Si le Tuteur est négligent de marier la Soeur de son Pupille, étant parvenue en ses ans nubils, elle peut se marier par l’avis & délibération des autres Parens & Amis, encore que ce ne soit du consen-tement du Tuteur ; lesquels après avoir oui ledit Tuteur, peuvent arbitrer le mariage avenant.

On joint ces cinq Articles à cause de la convenance & connexité des cas qui y sont décidés. Depuis l’Article CCLXI jusqu’au COLXx, il est traité des soeurs, qui n’ayant pas été mariées du vivant de leurs pere ou mere, ni réservées à partage, ne peuvent prétendre ordinairement qu’un mariage avenant1. Il est d’abord déclaré par l’Article CCLXI, que les filles aprés la mort de leur pere sont en la garde de leur frere ainé, ce qui est une conséquence de la qualité de Tuteur naturel & legitime de ses frères & seurs, que la Coûtume lui donne par l’Article CCXXXVII.
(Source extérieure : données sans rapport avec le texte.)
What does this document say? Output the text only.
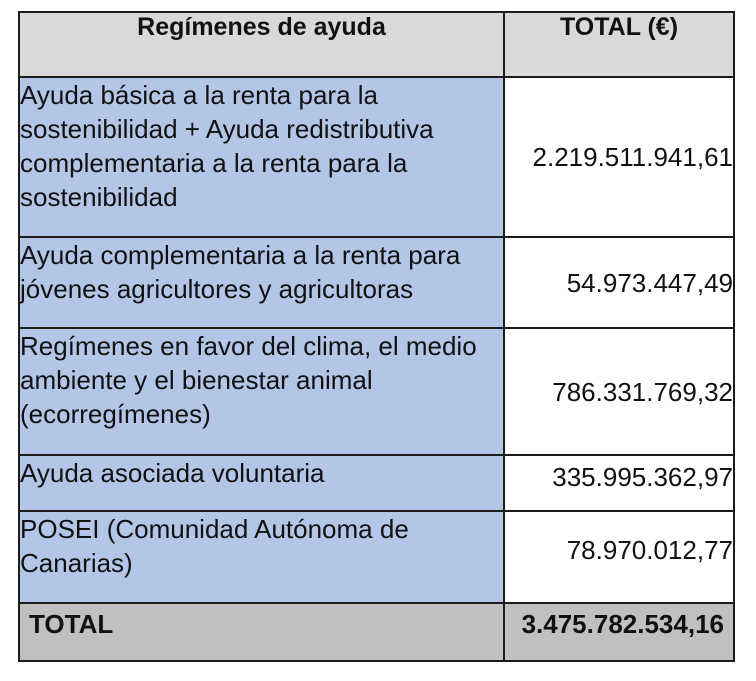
Regímenes de ayuda	TOTAL (€)
Ayuda básica a la renta para la sostenibilidad + Ayuda redistributiva complementaria a la renta para la sostenibilidad	2.219.511.941,61
Ayuda complementaria a la renta para jóvenes agricultores y agricultoras	54.973.447,49
Regímenes en favor del clima, el medio ambiente y el bienestar animal (ecorregímenes)	786.331.769,32
Ayuda asociada voluntaria	335.995.362,97
POSEI (Comunidad Autónoma de Canarias)	78.970.012,77
TOTAL	3.475.782.534,16
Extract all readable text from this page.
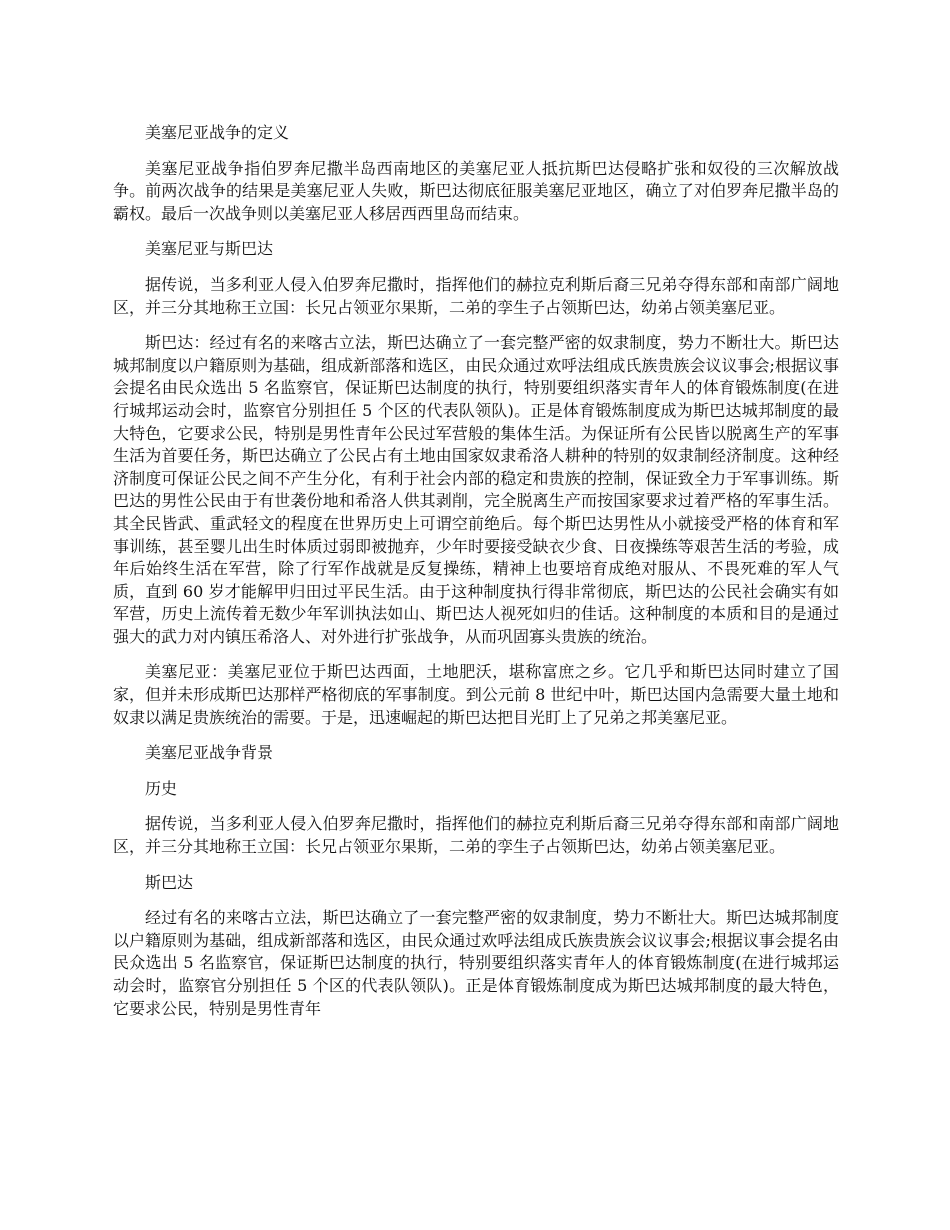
美塞尼亚战争的定义

美塞尼亚战争指伯罗奔尼撒半岛西南地区的美塞尼亚人抵抗斯巴达侵略扩张和奴役的三次解放战争。前两次战争的结果是美塞尼亚人失败，斯巴达彻底征服美塞尼亚地区，确立了对伯罗奔尼撒半岛的霸权。最后一次战争则以美塞尼亚人移居西西里岛而结束。

美塞尼亚与斯巴达

据传说，当多利亚人侵入伯罗奔尼撒时，指挥他们的赫拉克利斯后裔三兄弟夺得东部和南部广阔地区，并三分其地称王立国：长兄占领亚尔果斯，二弟的孪生子占领斯巴达，幼弟占领美塞尼亚。

斯巴达：经过有名的来喀古立法，斯巴达确立了一套完整严密的奴隶制度，势力不断壮大。斯巴达城邦制度以户籍原则为基础，组成新部落和选区，由民众通过欢呼法组成氏族贵族会议议事会;根据议事会提名由民众选出 5 名监察官，保证斯巴达制度的执行，特别要组织落实青年人的体育锻炼制度(在进行城邦运动会时，监察官分别担任 5 个区的代表队领队)。正是体育锻炼制度成为斯巴达城邦制度的最大特色，它要求公民，特别是男性青年公民过军营般的集体生活。为保证所有公民皆以脱离生产的军事生活为首要任务，斯巴达确立了公民占有土地由国家奴隶希洛人耕种的特别的奴隶制经济制度。这种经济制度可保证公民之间不产生分化，有利于社会内部的稳定和贵族的控制，保证致全力于军事训练。斯巴达的男性公民由于有世袭份地和希洛人供其剥削，完全脱离生产而按国家要求过着严格的军事生活。其全民皆武、重武轻文的程度在世界历史上可谓空前绝后。每个斯巴达男性从小就接受严格的体育和军事训练，甚至婴儿出生时体质过弱即被抛弃，少年时要接受缺衣少食、日夜操练等艰苦生活的考验，成年后始终生活在军营，除了行军作战就是反复操练，精神上也要培育成绝对服从、不畏死难的军人气质，直到 60 岁才能解甲归田过平民生活。由于这种制度执行得非常彻底，斯巴达的公民社会确实有如军营，历史上流传着无数少年军训执法如山、斯巴达人视死如归的佳话。这种制度的本质和目的是通过强大的武力对内镇压希洛人、对外进行扩张战争，从而巩固寡头贵族的统治。

美塞尼亚：美塞尼亚位于斯巴达西面，土地肥沃，堪称富庶之乡。它几乎和斯巴达同时建立了国家，但并未形成斯巴达那样严格彻底的军事制度。到公元前 8 世纪中叶，斯巴达国内急需要大量土地和奴隶以满足贵族统治的需要。于是，迅速崛起的斯巴达把目光盯上了兄弟之邦美塞尼亚。

美塞尼亚战争背景

历史

据传说，当多利亚人侵入伯罗奔尼撒时，指挥他们的赫拉克利斯后裔三兄弟夺得东部和南部广阔地区，并三分其地称王立国：长兄占领亚尔果斯，二弟的孪生子占领斯巴达，幼弟占领美塞尼亚。

斯巴达

经过有名的来喀古立法，斯巴达确立了一套完整严密的奴隶制度，势力不断壮大。斯巴达城邦制度以户籍原则为基础，组成新部落和选区，由民众通过欢呼法组成氏族贵族会议议事会;根据议事会提名由民众选出 5 名监察官，保证斯巴达制度的执行，特别要组织落实青年人的体育锻炼制度(在进行城邦运动会时，监察官分别担任 5 个区的代表队领队)。正是体育锻炼制度成为斯巴达城邦制度的最大特色，它要求公民，特别是男性青年
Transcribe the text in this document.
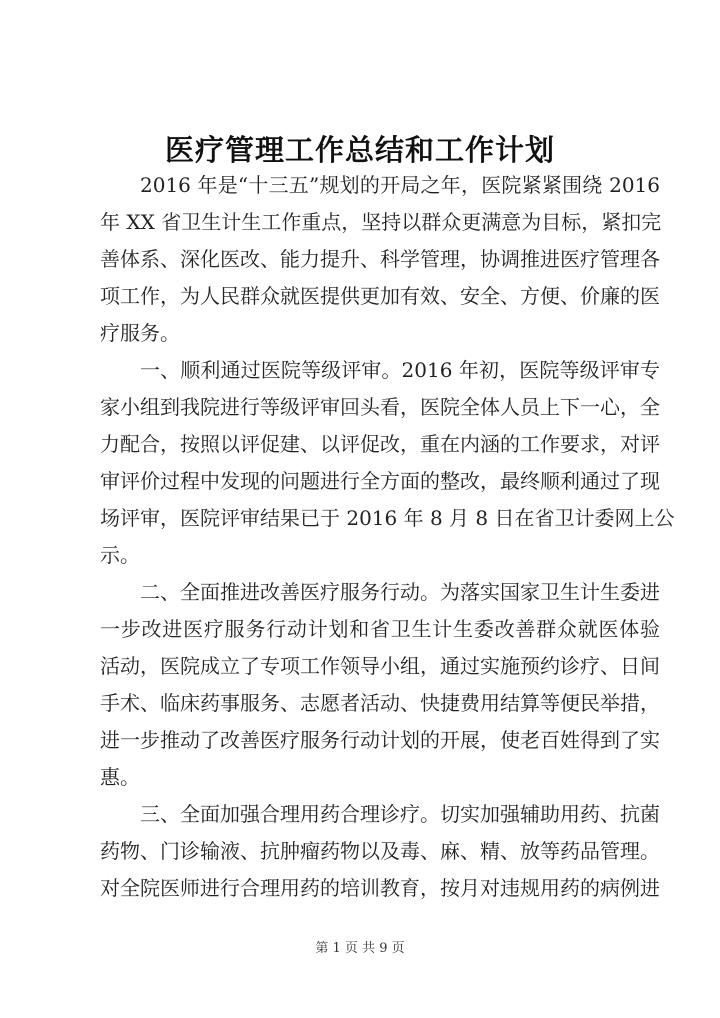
医疗管理工作总结和工作计划
2016 年是“十三五”规划的开局之年，医院紧紧围绕 2016
年 XX 省卫生计生工作重点，坚持以群众更满意为目标，紧扣完
善体系、深化医改、能力提升、科学管理，协调推进医疗管理各
项工作，为人民群众就医提供更加有效、安全、方便、价廉的医
疗服务。
一、顺利通过医院等级评审。2016 年初，医院等级评审专
家小组到我院进行等级评审回头看，医院全体人员上下一心，全
力配合，按照以评促建、以评促改，重在内涵的工作要求，对评
审评价过程中发现的问题进行全方面的整改，最终顺利通过了现
场评审，医院评审结果已于 2016 年 8 月 8 日在省卫计委网上公
示。
二、全面推进改善医疗服务行动。为落实国家卫生计生委进
一步改进医疗服务行动计划和省卫生计生委改善群众就医体验
活动，医院成立了专项工作领导小组，通过实施预约诊疗、日间
手术、临床药事服务、志愿者活动、快捷费用结算等便民举措，
进一步推动了改善医疗服务行动计划的开展，使老百姓得到了实
惠。
三、全面加强合理用药合理诊疗。切实加强辅助用药、抗菌
药物、门诊输液、抗肿瘤药物以及毒、麻、精、放等药品管理。
对全院医师进行合理用药的培训教育，按月对违规用药的病例进
第 1 页 共 9 页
Mais cette qualité a beaucoup plus d’étenduë à l’égard des seurs qu’à l’égard des frères parce que les freres qui ont atteint l’âge de vingt ans, ne sont plus à la garde de lainé, & peuvent librement disposer de leurs personnes & de leurs biens : mais les seurs, quoiqu’âgées de plus de vingt ans, demeurent toujours en la garde & sous la tutelle de leur frere, & ne peuvent avoir la propriété de leur légitime qu’apres qu’elles sont mariées, à moins qu’elles n’ayent été admises à partage, comme il est signifié par l’Article CCLXVIII.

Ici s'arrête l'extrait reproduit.